Durch die Ansprüche und Sachzwänge der Welt werde immer wieder das Zeugnis verdunkelt. Um ihre Sendung zu verwirklichen, müsse die Kirche immer wieder auf Distanz zu ihrer Umgebung gehen, sie müsse sich gewissermaßen "ent-weltlichen". Das heiße nicht, dass sich Kirche aus der Welt zurückziehen sollte, betonte Benedikt XVI. Gerade im sozialen Engagement helfe es jedoch, eine Distanz zu kurzlebigen Dingen zu wahren.

Bei seiner Rede kam Benedikt XVI. noch einmal auf das Thema "sexueller Missbrauch in der Kirche" zu sprechen. Er sorge sich um die Auswirkungen dieser "schmerzlichen Skandale", bekannte der Papst. Gefährlich werde es, "wenn diese Skandale an die Stelle des primären Ärgernisses des Kreuzes treten und es dadurch unzugänglich machen, also den eigentlichen christlichen Anspruch hinter der Unbotmäßigkeit seiner Boten verdecken."

Freiburg war der letzte Programmpunkt auf der viertägigen Reise des Papstes. Bundespräsident Christian Wulff dankte ihm zum Abschied herzlich. Bei der Verabschiedung des Papstes auf dem Flughafen Lahr sagte Wulff, mit dem Besuch in seiner Heimat habe er unzählige Menschen beschenkt. Das katholische Kirchenoberhaupt habe allergrößte Anstrengungen auf sich genommen und das Gespräch auch mit Muslimen, Juden und Orthodoxen gesucht.
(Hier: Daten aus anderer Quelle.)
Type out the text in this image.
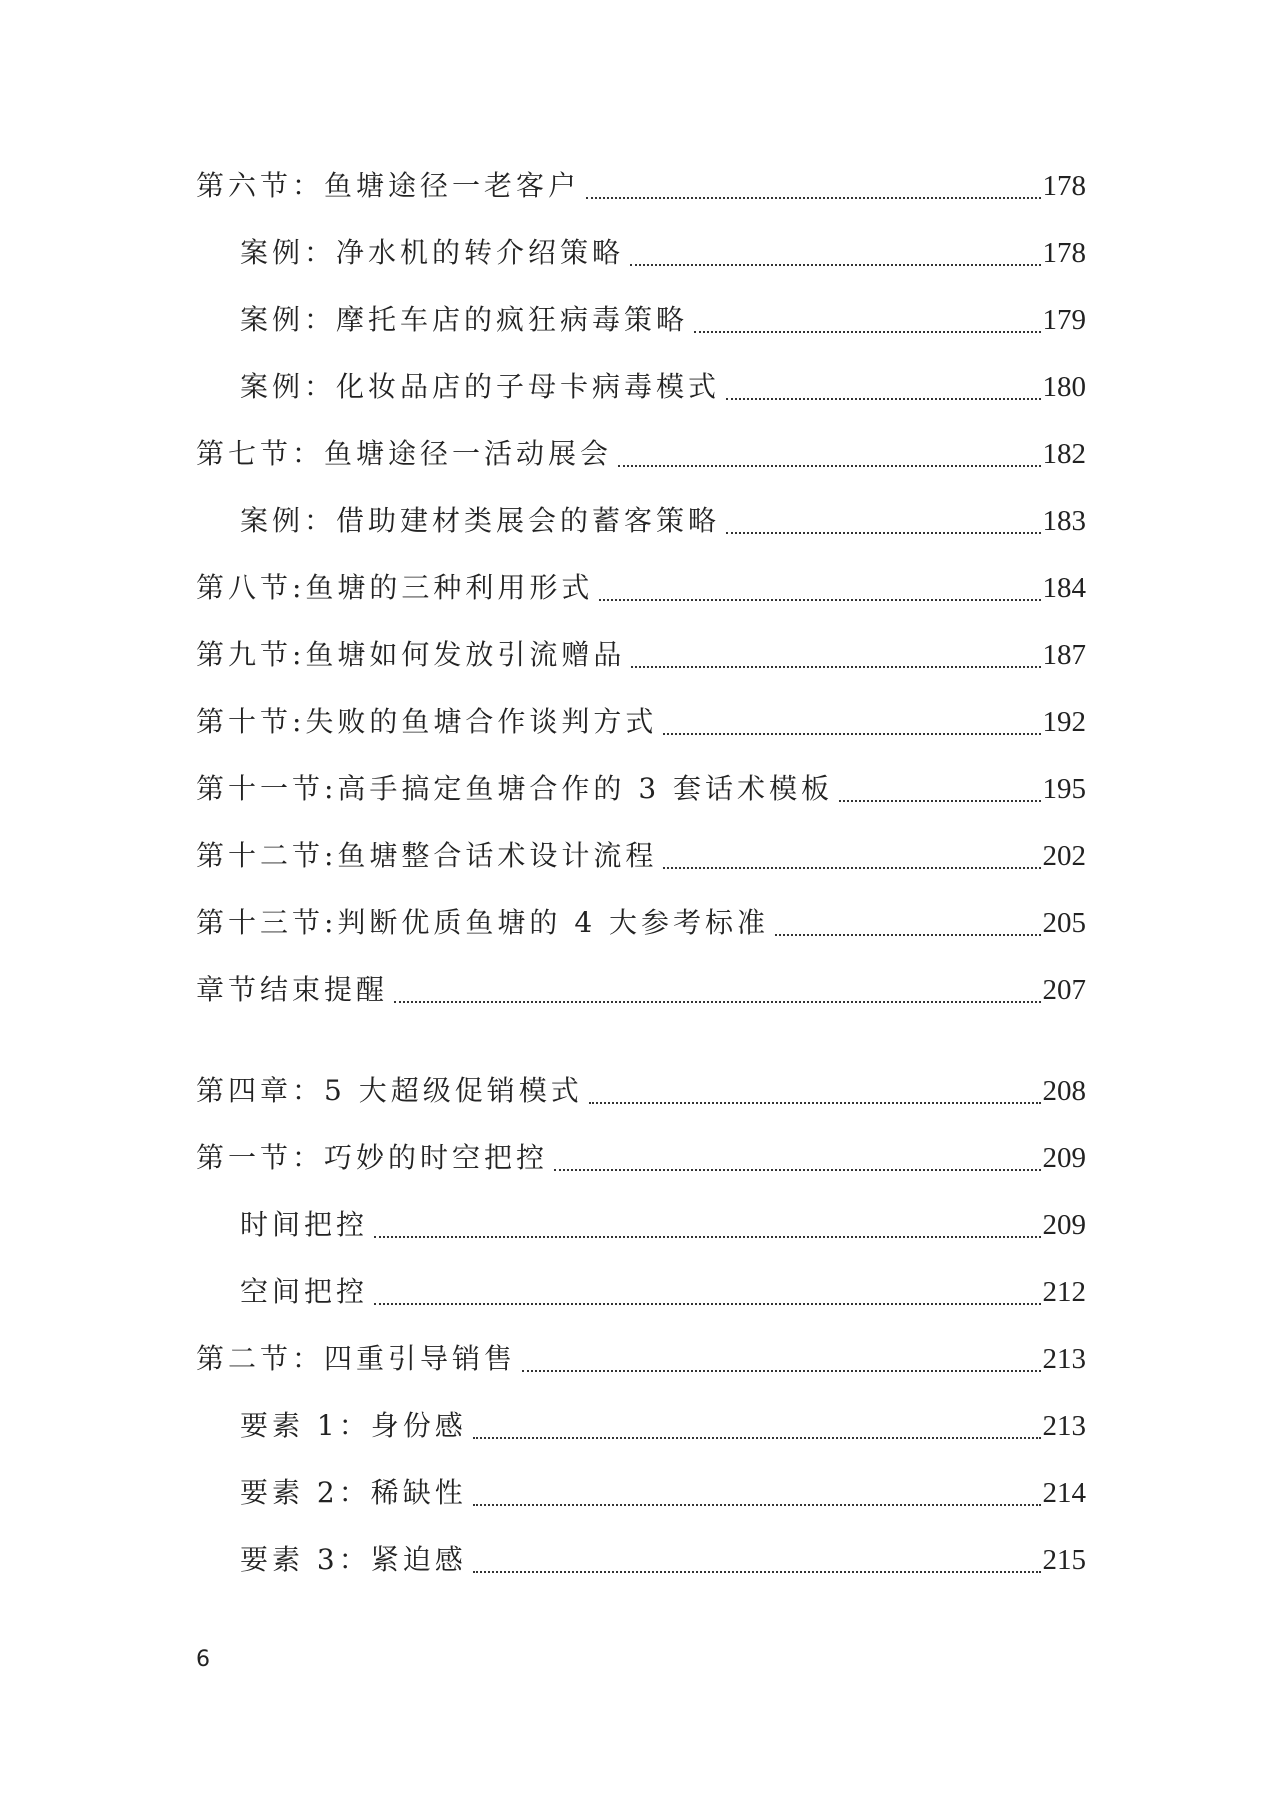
第六节：鱼塘途径一老客户	178
案例：净水机的转介绍策略	178
案例：摩托车店的疯狂病毒策略	179
案例：化妆品店的子母卡病毒模式	180
第七节：鱼塘途径一活动展会	182
案例：借助建材类展会的蓄客策略	183
第八节:鱼塘的三种利用形式	184
第九节:鱼塘如何发放引流赠品	187
第十节:失败的鱼塘合作谈判方式	192
第十一节:高手搞定鱼塘合作的 3 套话术模板	195
第十二节:鱼塘整合话术设计流程	202
第十三节:判断优质鱼塘的 4 大参考标准	205
章节结束提醒	207
第四章：5 大超级促销模式	208
第一节：巧妙的时空把控	209
时间把控	209
空间把控	212
第二节：四重引导销售	213
要素 1：身份感	213
要素 2：稀缺性	214
要素 3：紧迫感	215
6
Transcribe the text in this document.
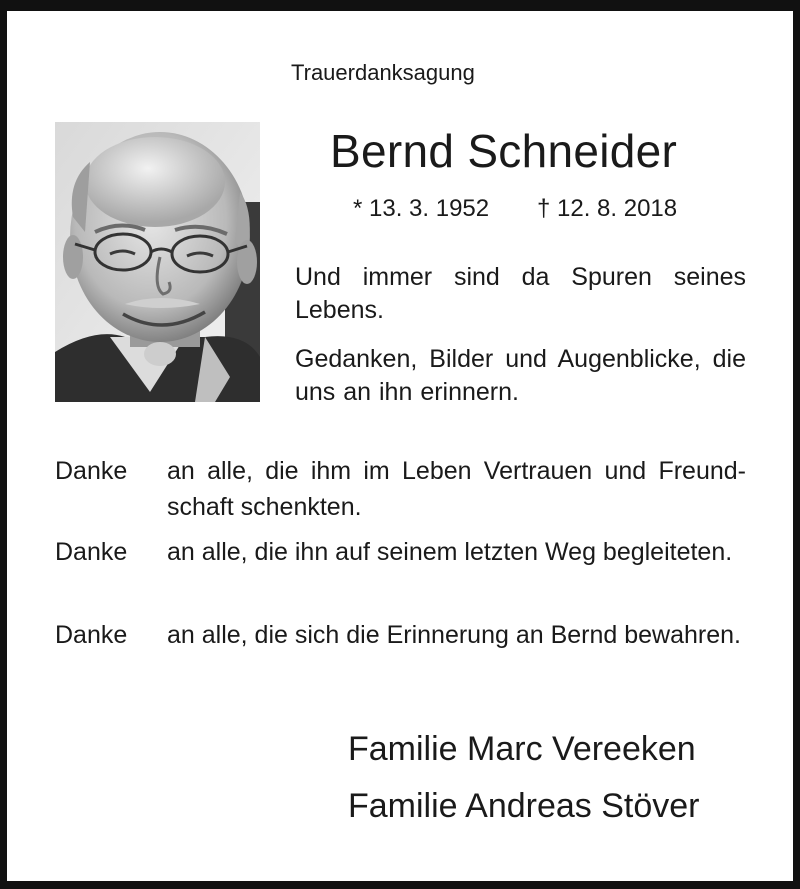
Trauerdanksagung
Bernd Schneider
* 13. 3. 1952 † 12. 8. 2018
Und immer sind da Spuren seines Lebens.
Gedanken, Bilder und Augenblicke, die uns an ihn erinnern.
Danke an alle, die ihm im Leben Vertrauen und Freundschaft schenkten.
Danke an alle, die ihn auf seinem letzten Weg begleiteten.
Danke an alle, die sich die Erinnerung an Bernd bewahren.
Familie Marc Vereeken
Familie Andreas Stöver
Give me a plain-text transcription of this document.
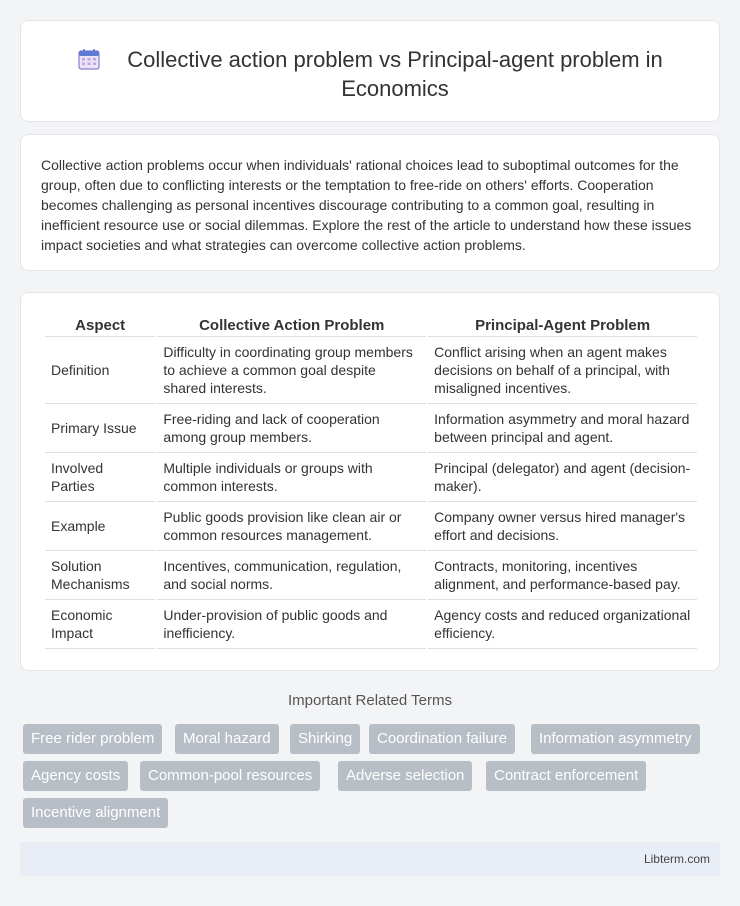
Collective action problem vs Principal-agent problem in Economics

Collective action problems occur when individuals' rational choices lead to suboptimal outcomes for the group, often due to conflicting interests or the temptation to free-ride on others' efforts. Cooperation becomes challenging as personal incentives discourage contributing to a common goal, resulting in inefficient resource use or social dilemmas. Explore the rest of the article to understand how these issues impact societies and what strategies can overcome collective action problems.

Aspect	Collective Action Problem	Principal-Agent Problem
Definition	Difficulty in coordinating group members to achieve a common goal despite shared interests.	Conflict arising when an agent makes decisions on behalf of a principal, with misaligned incentives.
Primary Issue	Free-riding and lack of cooperation among group members.	Information asymmetry and moral hazard between principal and agent.
Involved Parties	Multiple individuals or groups with common interests.	Principal (delegator) and agent (decision-maker).
Example	Public goods provision like clean air or common resources management.	Company owner versus hired manager's effort and decisions.
Solution Mechanisms	Incentives, communication, regulation, and social norms.	Contracts, monitoring, incentives alignment, and performance-based pay.
Economic Impact	Under-provision of public goods and inefficiency.	Agency costs and reduced organizational efficiency.
Important Related Terms
Free rider problem	Moral hazard	Shirking	Coordination failure	Information asymmetry
Agency costs	Common-pool resources	Adverse selection	Contract enforcement
Incentive alignment
Libterm.com
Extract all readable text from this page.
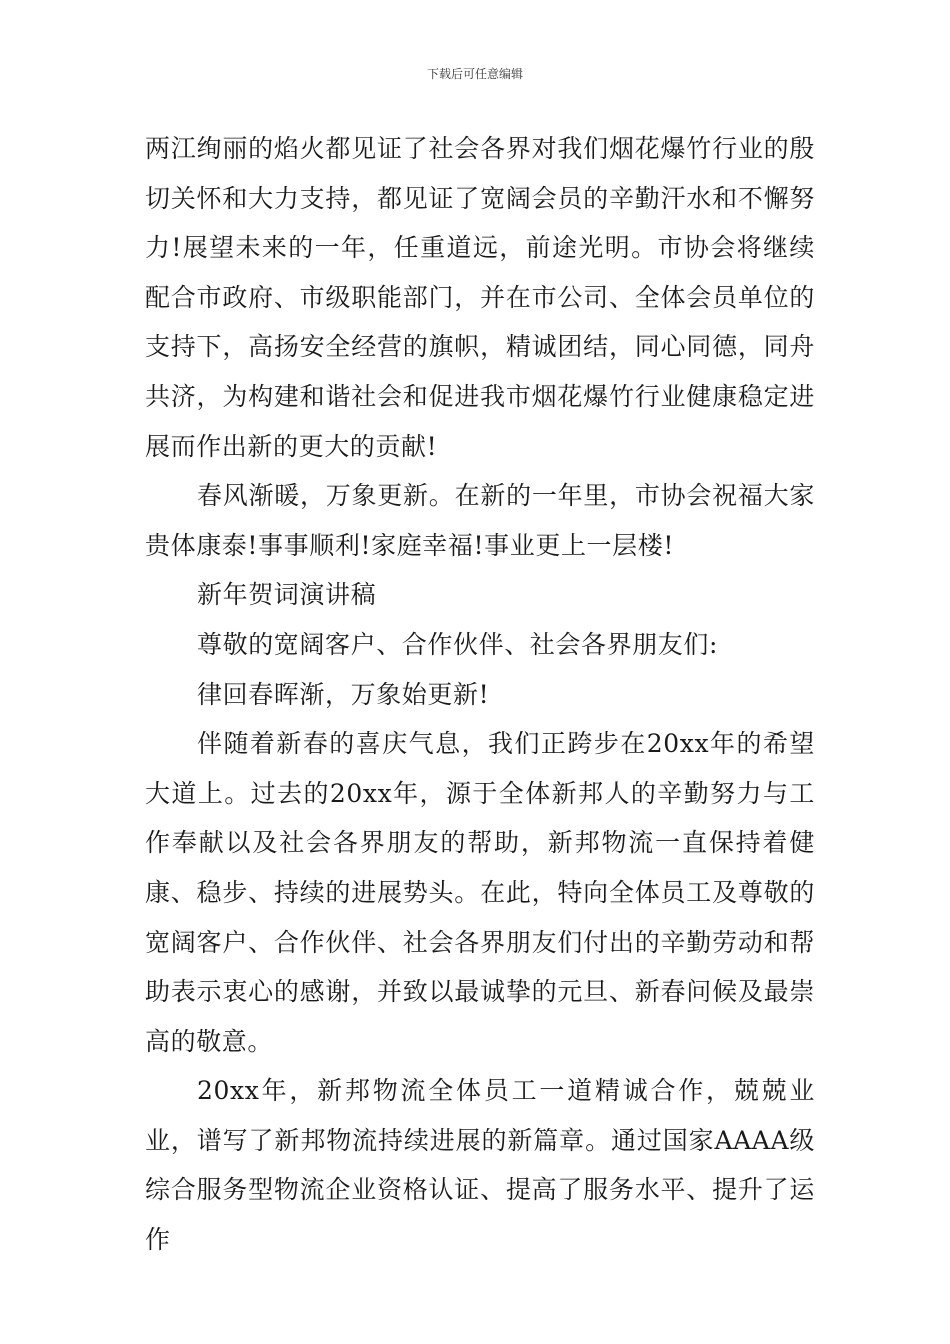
下载后可任意编辑

两江绚丽的焰火都见证了社会各界对我们烟花爆竹行业的殷切关怀和大力支持，都见证了宽阔会员的辛勤汗水和不懈努力!展望未来的一年，任重道远，前途光明。市协会将继续配合市政府、市级职能部门，并在市公司、全体会员单位的支持下，高扬安全经营的旗帜，精诚团结，同心同德，同舟共济，为构建和谐社会和促进我市烟花爆竹行业健康稳定进展而作出新的更大的贡献!

春风渐暖，万象更新。在新的一年里，市协会祝福大家贵体康泰!事事顺利!家庭幸福!事业更上一层楼!

新年贺词演讲稿

尊敬的宽阔客户、合作伙伴、社会各界朋友们:

律回春晖渐，万象始更新!

伴随着新春的喜庆气息，我们正跨步在20xx年的希望大道上。过去的20xx年，源于全体新邦人的辛勤努力与工作奉献以及社会各界朋友的帮助，新邦物流一直保持着健康、稳步、持续的进展势头。在此，特向全体员工及尊敬的宽阔客户、合作伙伴、社会各界朋友们付出的辛勤劳动和帮助表示衷心的感谢，并致以最诚挚的元旦、新春问候及最崇高的敬意。

20xx年，新邦物流全体员工一道精诚合作，兢兢业业，谱写了新邦物流持续进展的新篇章。通过国家AAAA级综合服务型物流企业资格认证、提高了服务水平、提升了运作
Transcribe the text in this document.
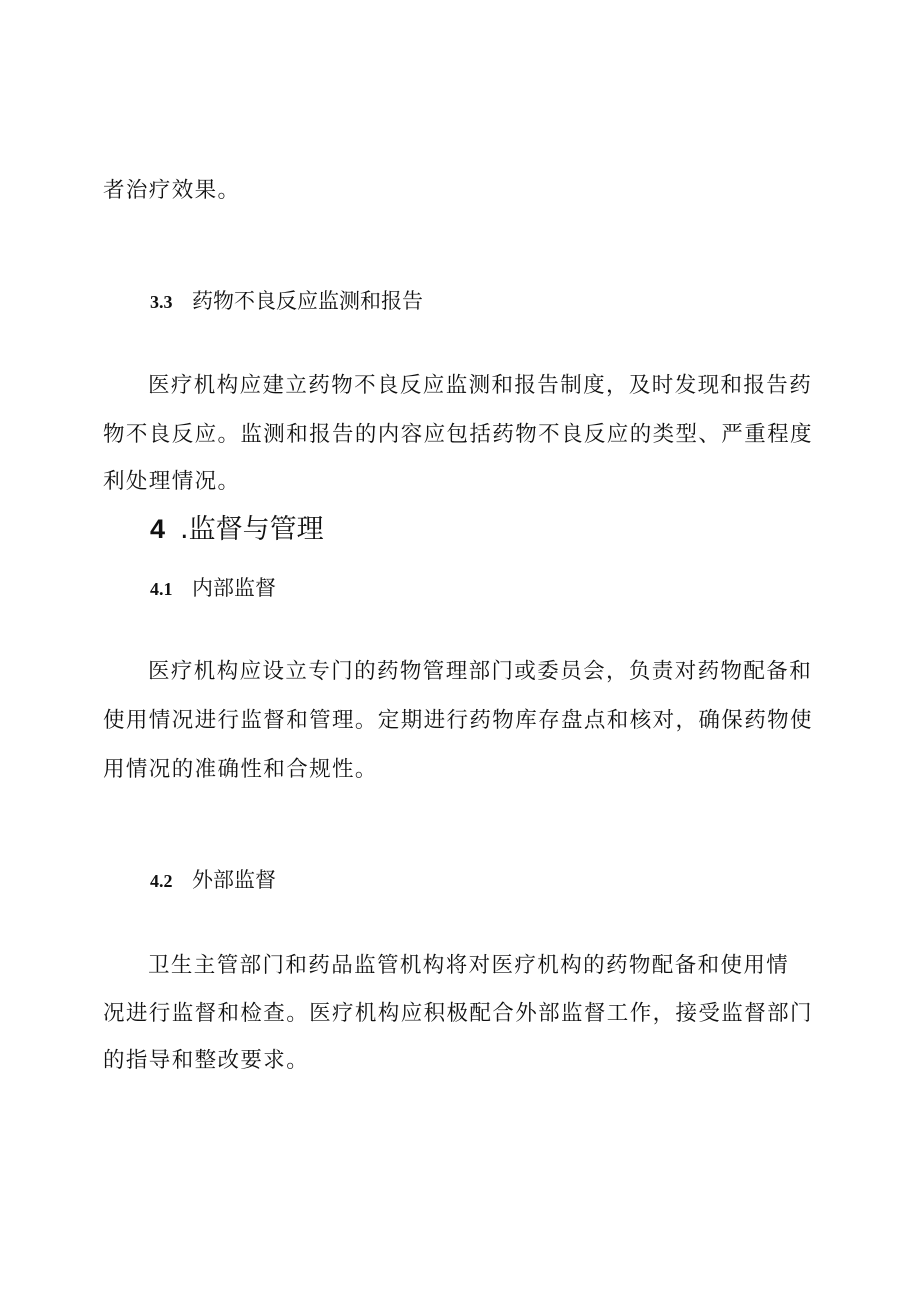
者治疗效果。
3.3 药物不良反应监测和报告
医疗机构应建立药物不良反应监测和报告制度，及时发现和报告药
物不良反应。监测和报告的内容应包括药物不良反应的类型、严重程度
利处理情况。
4 .监督与管理
4.1 内部监督
医疗机构应设立专门的药物管理部门或委员会，负责对药物配备和
使用情况进行监督和管理。定期进行药物库存盘点和核对，确保药物使
用情况的准确性和合规性。
4.2 外部监督
卫生主管部门和药品监管机构将对医疗机构的药物配备和使用情
况进行监督和检查。医疗机构应积极配合外部监督工作，接受监督部门
的指导和整改要求。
"Sie haben auf ihrer Reise viele Zeichen gesetzt", sagte Wulff. Der Papst habe Orientierung gegeben und Dinge angemahnt, die nicht immer bequem seien. Dabei habe er manche Brücke geschlagen. "Wir wünschen uns, dass sie diesen Weg beherzt weitergehen", erklärte der Bundespräsident.

"Ihr Besuch in Deutschland hat viele Menschen begeistert und angespornt", sagte Wulff. Er ermunterte den Papst, doch einmal wieder privat in seine Heimat zu kommen.